HTML/NITF ignore NewLines and spaces, boiling many down to a single space.

You can use this to make it a lot more readable by inserting a NL after each bit of data.


For Headers .....

Normally want to strip Byline (By The Associated Press) and APkeyword etc

So add these BEFORE any output of headlines

r=^ ifeq "AM-" caps zapspc f1 continue

r=^ ifeq "PM-" caps zapspc f1 continue

r=^ ifeq "BC-" caps zapspc f1 continue

r=^ ifeq "BYTHEASSP"  caps zapspc f1 continue


AP notes or message to Editors are normally Headlines starting 'Eds:'. These should be passed to the CCI as <ED-MSG> tags:

r=^ ifeq "EDS:" caps zapspc f1 <ED-MSG> zapspcextra zapequal zaplt zapgt f1 </ED-MSG>\n continue



For TableLines .... (type BS or \b)

Start a table as the first TableLine (type BS) thru

r=\b ifnprv r=\b "\n<TABLE class="SPT-NHL-GLANCE">


For Text .... (type TAB or \t)

Always stop on a TAB line containing ETX

r=\t ifcon \003 f1 stop!


Decision - do you want to output these as with a hard end of line or as run-on with several wrapping over one and subsequent lines ?

If One input line = One output line -> put a `<BR>' at the end of each.

r=\t zapspcextra f1 "<BR>\n"

If you want to run-on, check whether the previous line was alos a TAB to add a separator :

r=\t ifprv r=\t "; "

r=\t zapspcextra f1 

(You may also want to track the last record thru to add a dot or something:

r#\t ifprv r=\t ".<br>\n"


Watch out for - The Quad Center or Quad Left chr ('=' or '<') at the end of data. This can be stripped off with two 'match's and a builtin to remove extra spaces :

in the middle section :

match: eatlt +<++

match: eateq +=++

in the output section

r=\t zapspcextra eatlt eateq f1 

(Quad right is a '>' but is almost never seen)


Any line ....

Catch an end of table with the first NON-tableLine

r#\b ifprv r=\b \n</TABLE>\n


To make it easier to read, put all fixed strings in the output section in double quotes. It also allows you to embed spaces in a string (Spaces are normally stripped).

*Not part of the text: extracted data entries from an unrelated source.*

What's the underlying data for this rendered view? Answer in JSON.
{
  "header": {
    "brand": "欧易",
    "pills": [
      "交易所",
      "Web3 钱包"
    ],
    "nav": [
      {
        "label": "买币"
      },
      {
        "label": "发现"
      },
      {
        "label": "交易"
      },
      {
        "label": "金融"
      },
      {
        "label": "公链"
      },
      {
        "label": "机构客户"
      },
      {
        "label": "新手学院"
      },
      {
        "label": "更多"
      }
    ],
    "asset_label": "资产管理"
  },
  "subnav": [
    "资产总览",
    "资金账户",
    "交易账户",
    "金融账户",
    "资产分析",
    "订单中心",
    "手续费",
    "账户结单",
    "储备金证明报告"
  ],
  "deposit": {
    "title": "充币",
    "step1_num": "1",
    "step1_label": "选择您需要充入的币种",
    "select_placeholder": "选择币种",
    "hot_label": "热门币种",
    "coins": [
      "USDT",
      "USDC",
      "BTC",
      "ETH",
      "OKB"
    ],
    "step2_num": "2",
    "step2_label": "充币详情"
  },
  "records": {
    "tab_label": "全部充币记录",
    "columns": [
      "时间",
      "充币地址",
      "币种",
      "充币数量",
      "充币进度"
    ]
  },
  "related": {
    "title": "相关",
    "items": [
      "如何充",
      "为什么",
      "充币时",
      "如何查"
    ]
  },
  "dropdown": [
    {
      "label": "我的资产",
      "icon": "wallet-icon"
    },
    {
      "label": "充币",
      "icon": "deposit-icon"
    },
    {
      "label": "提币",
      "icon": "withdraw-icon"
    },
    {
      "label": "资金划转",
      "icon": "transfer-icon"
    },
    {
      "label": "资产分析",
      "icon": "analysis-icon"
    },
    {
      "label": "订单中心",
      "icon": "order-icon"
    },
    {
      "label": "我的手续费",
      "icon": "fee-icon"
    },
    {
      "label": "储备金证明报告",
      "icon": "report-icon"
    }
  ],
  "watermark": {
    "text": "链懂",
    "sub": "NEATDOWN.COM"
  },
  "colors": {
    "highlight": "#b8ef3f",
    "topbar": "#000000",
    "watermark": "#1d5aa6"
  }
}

BUT how do you specify a double quote to be output ?

(embarrasingly) you need to put it in octal '\042' or hex '\x22' :

"<table class=\x22MAG_FEA_BRIDGE\x22 style=\x22hand\x22>"


Extra Fip Bits



How do you get the newly formatted file over to CCI?

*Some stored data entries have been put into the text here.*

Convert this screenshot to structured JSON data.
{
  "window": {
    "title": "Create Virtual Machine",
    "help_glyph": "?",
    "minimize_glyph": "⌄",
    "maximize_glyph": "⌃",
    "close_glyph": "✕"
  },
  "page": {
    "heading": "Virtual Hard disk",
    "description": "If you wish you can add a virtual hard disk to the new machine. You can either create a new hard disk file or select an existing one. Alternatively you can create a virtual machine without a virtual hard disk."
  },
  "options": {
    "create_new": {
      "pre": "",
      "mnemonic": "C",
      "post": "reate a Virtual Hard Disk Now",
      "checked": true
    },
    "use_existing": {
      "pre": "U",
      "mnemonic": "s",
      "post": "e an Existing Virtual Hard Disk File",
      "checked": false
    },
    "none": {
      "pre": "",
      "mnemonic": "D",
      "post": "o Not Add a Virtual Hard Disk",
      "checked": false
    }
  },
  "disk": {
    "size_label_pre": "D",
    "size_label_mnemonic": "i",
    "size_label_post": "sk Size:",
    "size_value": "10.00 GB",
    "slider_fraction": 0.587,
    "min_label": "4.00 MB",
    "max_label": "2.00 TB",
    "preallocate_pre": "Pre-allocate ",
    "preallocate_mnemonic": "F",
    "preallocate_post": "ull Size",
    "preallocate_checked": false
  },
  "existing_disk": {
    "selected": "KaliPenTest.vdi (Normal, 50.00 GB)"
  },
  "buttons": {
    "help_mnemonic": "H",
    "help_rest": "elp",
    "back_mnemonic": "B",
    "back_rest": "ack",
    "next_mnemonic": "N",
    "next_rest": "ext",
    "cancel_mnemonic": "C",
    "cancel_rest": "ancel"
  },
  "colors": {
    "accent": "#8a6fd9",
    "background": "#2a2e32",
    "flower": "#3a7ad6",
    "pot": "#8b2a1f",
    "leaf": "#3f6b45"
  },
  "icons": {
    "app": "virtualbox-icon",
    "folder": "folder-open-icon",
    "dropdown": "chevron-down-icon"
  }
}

In the data format parameter file use the 'hdr' and 'name' keywords to make sure the new file has the same information as the raw file EXCEPT you want to change the Source (FipHdr SU) to FORM or 'FMT'. Therefore once the file is on CCI, it will have a different name but enough information to be able to track back to the raw file if there are problems.


For AP traffic, the standard 'hdr' and 'name' are :

hdr     SH:\SH\nSN:\SN\nSU:FORM.AP\nHY:\HY\nHM:\HM\nHD:\HD\nHH:\HH\nHN:\HN\nHB:\

HB\nHG:\HG\n

name    #SN:\SN#DU:formcci+w4formatted


or if you do not need a copy of the Formatted data back in the w4 browser, remove the '+w4formatted'.